Where, then, does this rumor come from, and why does it persist? The primary source is probably students themselves, who often will describe their experiences of the March SAT as being much more challenging. Sometimes, though not always, students end up with scores that seem to justify their sense of their own performance. The March exam felt much more difficult to those students, and they didn’t score as high as they did, say, in May.

Enough students have this experience that the myth of the difficult March exam gets perpetuated by not just students, but their parents, and perhaps even their guidance counselors as well, who sometimes encourage others to avoid the exam. They believe they are sharing a useful tip, but they’re wrong.

Here’s my theory on why this keeps happening, year after year: The SAT is deceptive by design. Even when they are very well prepared, students tend not to achieve their desired performance on their first try. And because it takes significant advanced planning to prepare for an SAT in the fall of junior year, the March exam is the first try for a large number of students. When students take the SAT for a first time in March and then follow it up with a second attempt in May, which exam do you think they are going to perform better on?

Exactly. The May SAT.

The May SAT is not actually easier, but for many students who struggled in March, it feels easier. Whether the experience of their first attempt inspired them to prepare more diligently or to be even more careful on test day, that first experience contributes to success on the second try. And the students taking the March and May SAT exams tell their friends, parents, and guidance counselors that the March SAT was so hard, and the May SAT was so much easier.

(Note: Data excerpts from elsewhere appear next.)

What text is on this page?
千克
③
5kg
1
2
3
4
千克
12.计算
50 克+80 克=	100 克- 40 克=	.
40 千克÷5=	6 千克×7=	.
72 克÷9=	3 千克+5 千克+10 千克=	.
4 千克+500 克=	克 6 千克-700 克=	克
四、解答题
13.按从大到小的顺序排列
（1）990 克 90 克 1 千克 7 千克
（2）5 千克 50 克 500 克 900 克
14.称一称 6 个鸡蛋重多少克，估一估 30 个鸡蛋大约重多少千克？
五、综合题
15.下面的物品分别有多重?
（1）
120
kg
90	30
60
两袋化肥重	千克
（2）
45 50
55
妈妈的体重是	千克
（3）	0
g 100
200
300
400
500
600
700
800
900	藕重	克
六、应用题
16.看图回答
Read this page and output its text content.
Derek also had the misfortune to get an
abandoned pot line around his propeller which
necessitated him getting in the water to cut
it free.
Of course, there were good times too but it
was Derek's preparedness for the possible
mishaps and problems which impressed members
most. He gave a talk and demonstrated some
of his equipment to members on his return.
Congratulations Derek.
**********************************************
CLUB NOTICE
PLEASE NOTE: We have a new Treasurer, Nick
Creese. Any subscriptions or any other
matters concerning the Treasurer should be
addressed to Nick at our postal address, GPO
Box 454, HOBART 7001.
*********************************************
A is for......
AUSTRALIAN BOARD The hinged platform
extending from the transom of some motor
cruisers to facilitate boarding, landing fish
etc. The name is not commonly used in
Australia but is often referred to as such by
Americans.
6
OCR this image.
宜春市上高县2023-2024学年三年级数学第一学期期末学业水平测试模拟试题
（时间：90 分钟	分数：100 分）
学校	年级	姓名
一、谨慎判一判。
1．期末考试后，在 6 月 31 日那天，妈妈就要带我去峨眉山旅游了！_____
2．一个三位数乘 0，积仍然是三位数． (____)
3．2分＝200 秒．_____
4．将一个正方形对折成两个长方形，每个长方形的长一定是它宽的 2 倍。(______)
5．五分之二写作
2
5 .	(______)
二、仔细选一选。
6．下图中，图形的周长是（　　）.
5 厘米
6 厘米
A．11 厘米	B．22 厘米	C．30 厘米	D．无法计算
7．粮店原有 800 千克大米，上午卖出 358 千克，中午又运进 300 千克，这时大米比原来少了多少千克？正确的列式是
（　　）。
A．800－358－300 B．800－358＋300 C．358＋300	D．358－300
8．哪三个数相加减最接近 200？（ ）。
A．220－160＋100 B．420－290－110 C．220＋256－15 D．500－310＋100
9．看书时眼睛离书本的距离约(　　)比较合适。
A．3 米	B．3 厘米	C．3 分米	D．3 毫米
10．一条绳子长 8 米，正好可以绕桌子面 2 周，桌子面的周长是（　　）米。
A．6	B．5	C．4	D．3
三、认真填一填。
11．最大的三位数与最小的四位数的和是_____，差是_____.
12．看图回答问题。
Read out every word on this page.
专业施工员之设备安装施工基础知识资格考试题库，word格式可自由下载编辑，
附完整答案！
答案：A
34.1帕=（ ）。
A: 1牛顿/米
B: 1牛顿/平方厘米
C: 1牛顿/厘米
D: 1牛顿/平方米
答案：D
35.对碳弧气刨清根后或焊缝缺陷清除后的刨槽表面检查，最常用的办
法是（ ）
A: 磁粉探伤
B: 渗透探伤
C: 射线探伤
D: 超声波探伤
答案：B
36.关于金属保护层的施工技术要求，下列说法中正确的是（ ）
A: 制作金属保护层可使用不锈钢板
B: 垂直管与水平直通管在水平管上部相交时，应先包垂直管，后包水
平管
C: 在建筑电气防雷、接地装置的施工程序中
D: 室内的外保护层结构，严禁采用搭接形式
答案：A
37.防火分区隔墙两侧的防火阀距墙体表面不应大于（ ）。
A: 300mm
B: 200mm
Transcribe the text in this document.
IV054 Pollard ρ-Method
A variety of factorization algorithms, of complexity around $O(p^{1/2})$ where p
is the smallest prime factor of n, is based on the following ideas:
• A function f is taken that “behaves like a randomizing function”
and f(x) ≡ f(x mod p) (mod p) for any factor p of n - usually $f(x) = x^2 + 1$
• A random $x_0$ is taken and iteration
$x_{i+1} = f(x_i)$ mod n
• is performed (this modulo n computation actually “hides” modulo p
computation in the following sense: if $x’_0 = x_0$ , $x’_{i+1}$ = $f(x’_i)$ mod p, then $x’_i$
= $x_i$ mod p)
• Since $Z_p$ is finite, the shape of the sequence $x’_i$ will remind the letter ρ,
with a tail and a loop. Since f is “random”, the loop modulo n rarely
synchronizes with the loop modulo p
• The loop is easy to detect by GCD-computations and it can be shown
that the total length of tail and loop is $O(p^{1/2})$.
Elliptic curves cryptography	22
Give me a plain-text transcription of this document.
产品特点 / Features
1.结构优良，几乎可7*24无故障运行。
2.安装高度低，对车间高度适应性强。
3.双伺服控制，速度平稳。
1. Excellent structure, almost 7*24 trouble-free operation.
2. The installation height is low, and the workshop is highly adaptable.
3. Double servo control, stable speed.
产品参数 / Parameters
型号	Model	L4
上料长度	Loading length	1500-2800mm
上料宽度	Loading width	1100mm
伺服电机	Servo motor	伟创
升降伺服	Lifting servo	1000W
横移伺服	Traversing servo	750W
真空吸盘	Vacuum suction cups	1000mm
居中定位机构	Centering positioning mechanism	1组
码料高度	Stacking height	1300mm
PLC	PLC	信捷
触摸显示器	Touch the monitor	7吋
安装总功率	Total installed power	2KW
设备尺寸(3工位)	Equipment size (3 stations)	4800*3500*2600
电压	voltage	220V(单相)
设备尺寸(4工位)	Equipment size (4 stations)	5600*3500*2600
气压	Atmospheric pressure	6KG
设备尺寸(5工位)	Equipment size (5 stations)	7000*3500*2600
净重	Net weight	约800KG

What’s really going on has nothing to do with the different exams. The majority of students simply experience their second SAT as easier than their first. So to those who have been recommending that students skip the March exam, I say no. The challenges many students face with that exam isn’t about the exam itself at all; it’s about the fact that March is the first time they’ve had a real test-day experience. And the fact is, you simply can’t avoid taking your first SAT.

I advise my students studying in our winter programs to take the March exam—with the understanding that their first SAT experience poses unique challenges. Coming into test day as prepared as possible, and with clear and reasonable expectations, can help mitigate some of those challenges, and many of my students outperform their own expectations on their first try. But regardless of those first scores, I make sure that all of my students understand where their first SAT fits into the full scope of their testing process.